It wasn’t all easy. Over a whirlwind 48 hours last weekend, I reconnected with many people I hadn’t seen since before Mike died, resulting in heartfelt expressions of consolation and my repeated assertions that I am still standing even as the conversations left me reeling. Seeing so many faces from my own wedding a decade ago brought back some bittersweet memories. And then, of course, there was the fact of more than 12 hours in high heels, including the part when I loaded and unloaded six bicycles from the back of my truck while precariously balanced in those bad boys. (Eat your heart out, Ginger Rogers.)

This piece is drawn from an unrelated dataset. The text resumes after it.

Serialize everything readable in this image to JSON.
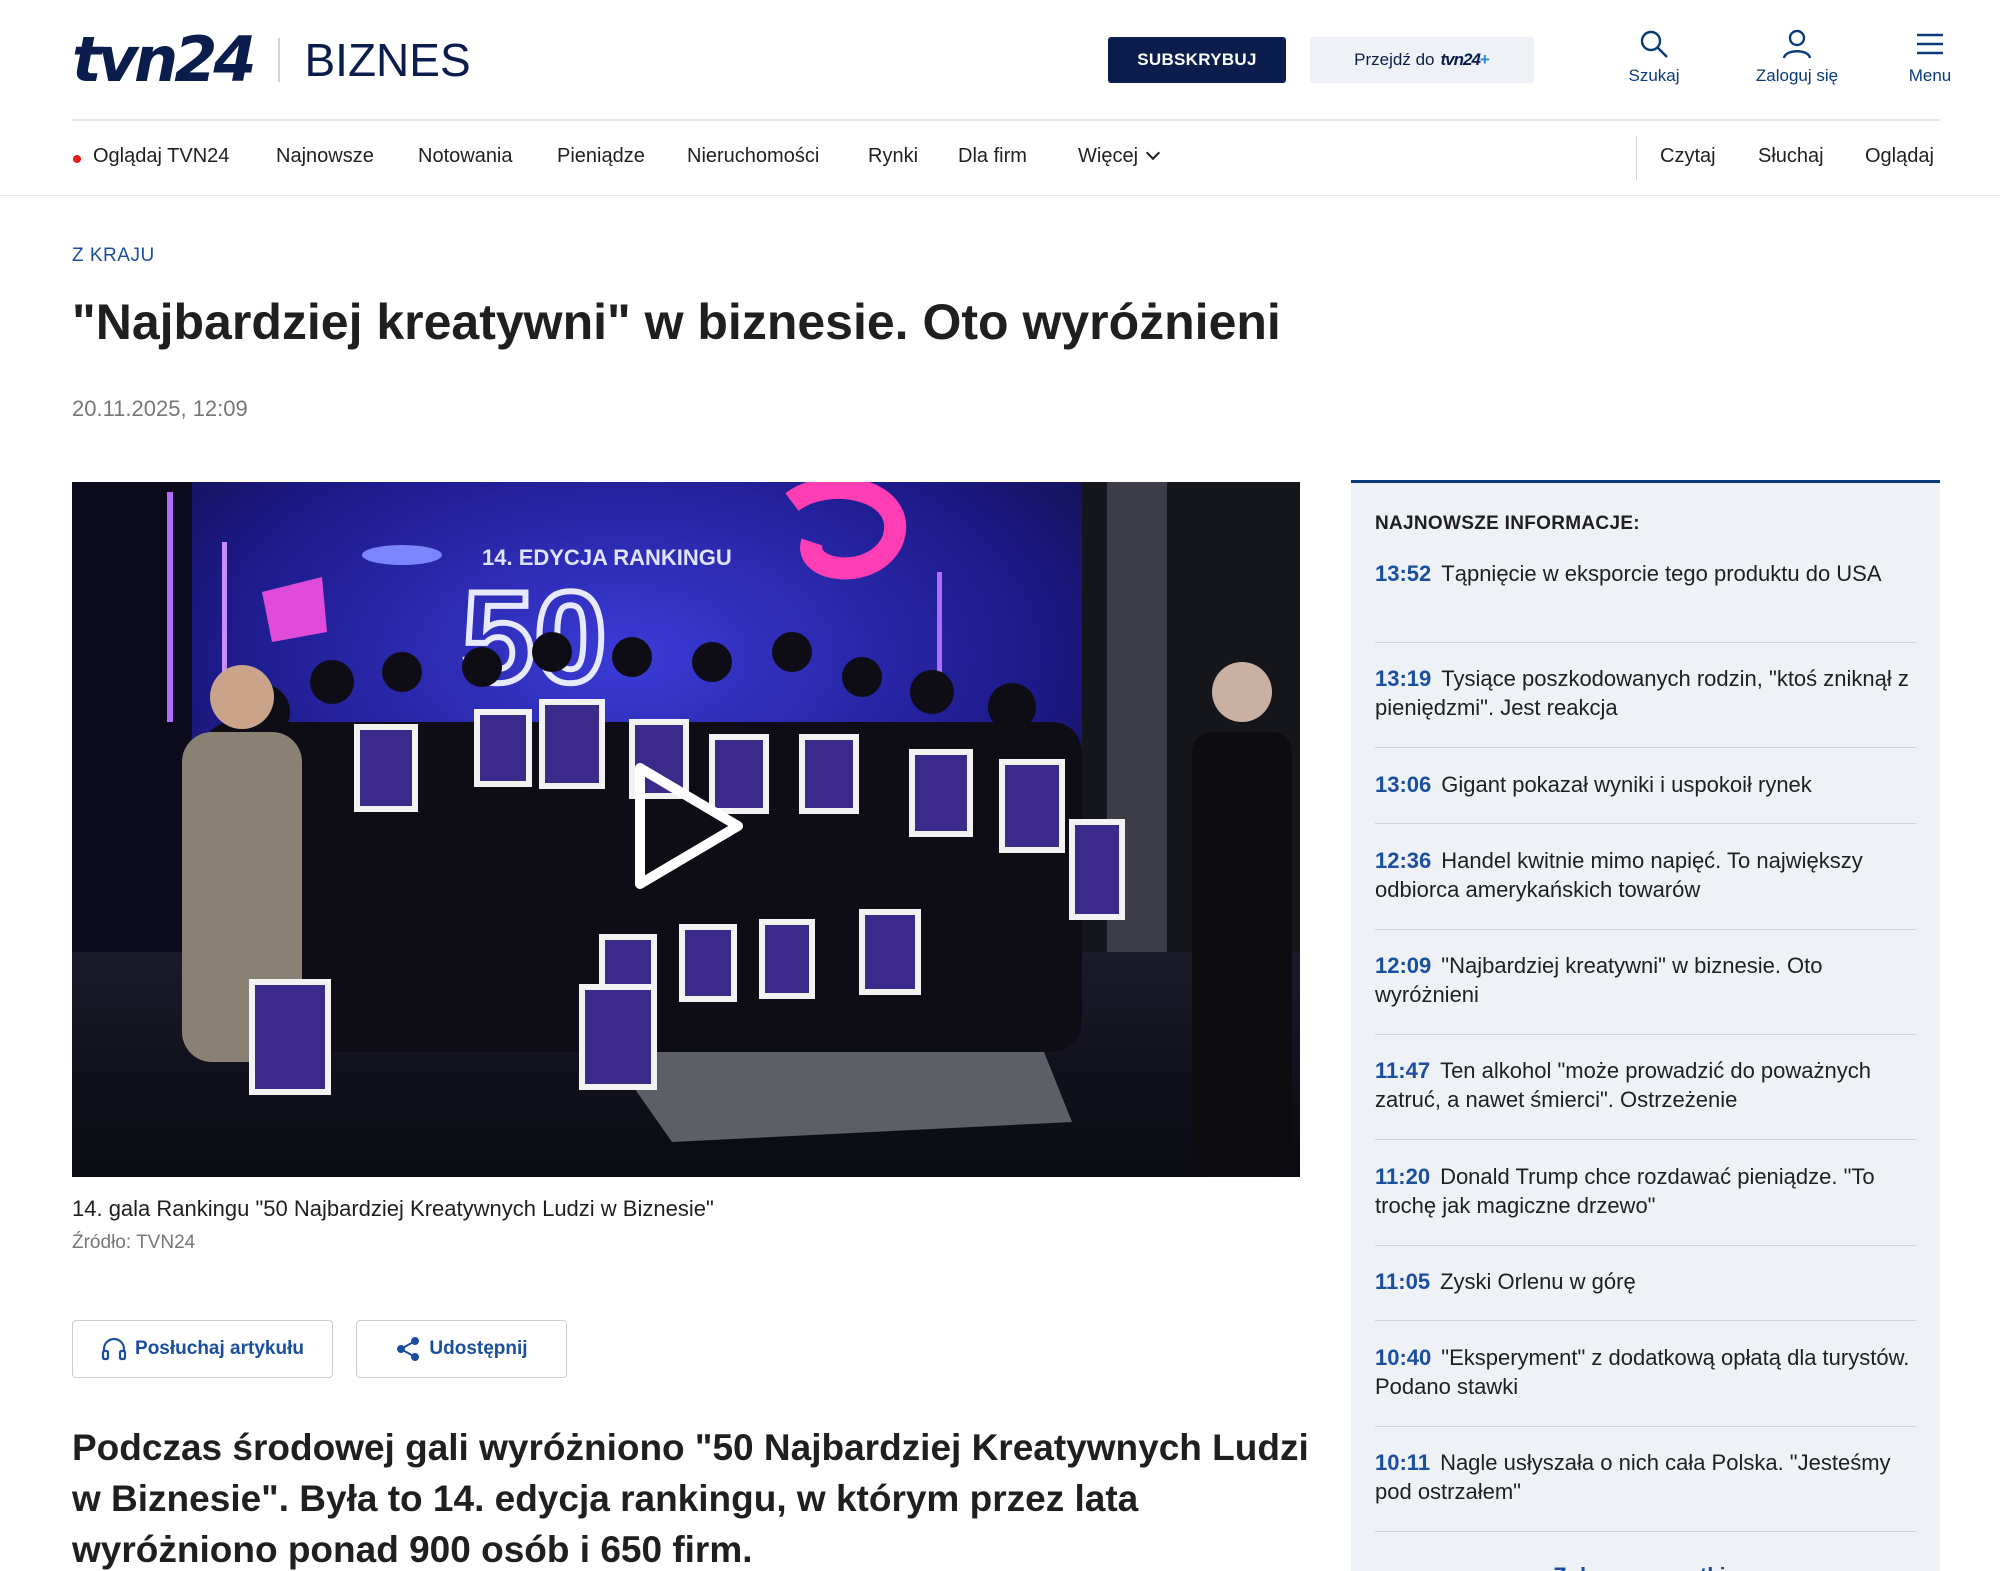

So, no, not easy. But it was at the same time quite wonderful. Far-flung allies stood at the ready to provide supportive text messages and late-night phone calls. My heart swelled to see old friends and members of what I’ve always considered to be my extended family. I met, and was charmed by, children from whom I learned a lot about colossal squids, the kraken, and the world of competitive remote control car racing. I met, and was also charmed by, adult strangers with whom I chatted, laughed, and danced. And I was swallowed up in the love between two dear friends. The thing about weddings of people my age—and never you mind just what age that is, thank you very much—is that it is rarely their first time at the rodeo. These are people who have lived, and loved, and lost, and then loved again. There is a different kind of edge to joy that is accompanied by knowledge and real gratitude.

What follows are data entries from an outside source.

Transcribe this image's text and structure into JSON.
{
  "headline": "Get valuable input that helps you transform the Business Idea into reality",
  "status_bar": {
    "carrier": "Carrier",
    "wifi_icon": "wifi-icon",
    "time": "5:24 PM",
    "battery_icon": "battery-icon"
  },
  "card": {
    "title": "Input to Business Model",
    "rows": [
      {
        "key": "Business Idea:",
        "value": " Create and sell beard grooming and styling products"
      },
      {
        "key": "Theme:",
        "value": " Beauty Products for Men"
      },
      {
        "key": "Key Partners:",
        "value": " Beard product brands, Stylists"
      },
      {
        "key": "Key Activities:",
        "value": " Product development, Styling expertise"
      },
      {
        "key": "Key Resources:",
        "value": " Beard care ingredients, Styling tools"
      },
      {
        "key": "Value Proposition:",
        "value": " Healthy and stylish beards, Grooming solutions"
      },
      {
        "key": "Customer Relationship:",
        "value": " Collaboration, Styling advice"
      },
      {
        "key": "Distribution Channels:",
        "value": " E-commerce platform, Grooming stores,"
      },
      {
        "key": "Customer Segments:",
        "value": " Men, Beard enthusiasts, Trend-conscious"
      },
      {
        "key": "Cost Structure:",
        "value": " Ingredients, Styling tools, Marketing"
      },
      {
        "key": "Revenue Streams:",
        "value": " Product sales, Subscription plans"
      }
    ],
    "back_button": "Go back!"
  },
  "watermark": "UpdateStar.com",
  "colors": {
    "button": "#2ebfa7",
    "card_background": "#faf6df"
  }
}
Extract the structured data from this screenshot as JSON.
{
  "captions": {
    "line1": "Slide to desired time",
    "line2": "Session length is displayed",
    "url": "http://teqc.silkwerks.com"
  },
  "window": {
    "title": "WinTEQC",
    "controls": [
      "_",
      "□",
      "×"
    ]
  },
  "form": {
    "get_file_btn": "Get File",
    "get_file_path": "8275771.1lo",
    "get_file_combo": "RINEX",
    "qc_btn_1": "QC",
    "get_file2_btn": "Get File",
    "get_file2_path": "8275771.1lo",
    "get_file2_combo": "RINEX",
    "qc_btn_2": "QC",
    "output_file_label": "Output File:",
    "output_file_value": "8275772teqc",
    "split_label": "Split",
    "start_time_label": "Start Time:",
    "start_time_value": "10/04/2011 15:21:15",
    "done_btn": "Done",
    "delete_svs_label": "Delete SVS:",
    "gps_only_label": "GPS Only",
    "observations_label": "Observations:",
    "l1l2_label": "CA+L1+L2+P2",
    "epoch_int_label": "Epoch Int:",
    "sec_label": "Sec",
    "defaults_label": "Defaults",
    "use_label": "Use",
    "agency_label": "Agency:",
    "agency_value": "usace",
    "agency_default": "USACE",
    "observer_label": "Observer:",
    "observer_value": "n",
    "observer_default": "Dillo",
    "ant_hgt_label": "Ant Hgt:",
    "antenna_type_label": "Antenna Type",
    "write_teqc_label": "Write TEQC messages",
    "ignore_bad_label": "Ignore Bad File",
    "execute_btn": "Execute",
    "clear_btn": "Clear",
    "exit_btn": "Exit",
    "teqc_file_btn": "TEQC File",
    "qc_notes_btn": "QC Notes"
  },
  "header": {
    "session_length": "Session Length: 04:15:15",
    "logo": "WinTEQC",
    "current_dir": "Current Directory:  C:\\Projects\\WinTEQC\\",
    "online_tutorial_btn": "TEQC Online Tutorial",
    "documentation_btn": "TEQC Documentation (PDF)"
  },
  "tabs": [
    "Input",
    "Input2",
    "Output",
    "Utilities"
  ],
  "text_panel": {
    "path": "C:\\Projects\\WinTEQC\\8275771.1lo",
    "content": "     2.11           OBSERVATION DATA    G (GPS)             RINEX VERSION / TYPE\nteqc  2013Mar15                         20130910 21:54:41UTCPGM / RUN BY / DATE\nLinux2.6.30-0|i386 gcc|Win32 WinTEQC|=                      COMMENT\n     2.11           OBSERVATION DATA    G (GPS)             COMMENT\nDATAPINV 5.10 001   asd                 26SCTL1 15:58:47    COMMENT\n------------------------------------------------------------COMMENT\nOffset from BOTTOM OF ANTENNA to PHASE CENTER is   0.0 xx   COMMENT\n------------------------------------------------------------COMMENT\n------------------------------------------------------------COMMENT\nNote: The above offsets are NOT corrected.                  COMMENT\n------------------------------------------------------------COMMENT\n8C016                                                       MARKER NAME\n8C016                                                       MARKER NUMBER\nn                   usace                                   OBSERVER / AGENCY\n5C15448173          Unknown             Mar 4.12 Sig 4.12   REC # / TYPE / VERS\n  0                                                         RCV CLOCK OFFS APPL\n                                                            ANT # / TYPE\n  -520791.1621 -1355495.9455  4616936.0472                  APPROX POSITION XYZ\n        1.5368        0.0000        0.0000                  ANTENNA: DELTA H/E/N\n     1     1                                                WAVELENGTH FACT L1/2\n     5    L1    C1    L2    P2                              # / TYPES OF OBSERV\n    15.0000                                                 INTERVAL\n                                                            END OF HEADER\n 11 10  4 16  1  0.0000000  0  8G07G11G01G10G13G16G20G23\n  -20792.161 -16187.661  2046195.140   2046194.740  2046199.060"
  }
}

And all of a sudden I realized that like those friends, like everyone really, I am at my best when I am open to and generous with love. Michael loved the Anastasia who was fiercely attached to friends, family, and him. The best tribute is for me to be that person 110%. And it’s so easy. I am surrounded by people brave enough to stand in the tempest with me and to tell me often and sincerely that they love me. I frequently encounter caring strangers; the tow truck driver who was horrified that I didn’t know how to access my spare tire and gave an impromptu road-side seminar, for instance, or the groomsman who left the party to help me with the bikes. I have friends who suffer the tragedies and daily indignities of life who give me the honor of providing them a dry shoulder and an open phone line. And if I stay open to it, I will encounter dozens more people for whom there is plenty of room in my strong heart.
Somewhere between the hors d’oeuvres and the cake, I kind of got what I need to do now. I will continue to hold myself in a tight hug some days. And I will continue to lick my wounds, although they are starting to scab over. But I will also throw open my arms to hold all those that the world puts in my path in an enthusiastic embrace. And I will continue my mission to avoid high heels, and I will try to find out how those cooks made those incredible meat-falling-off-the-bone ribs.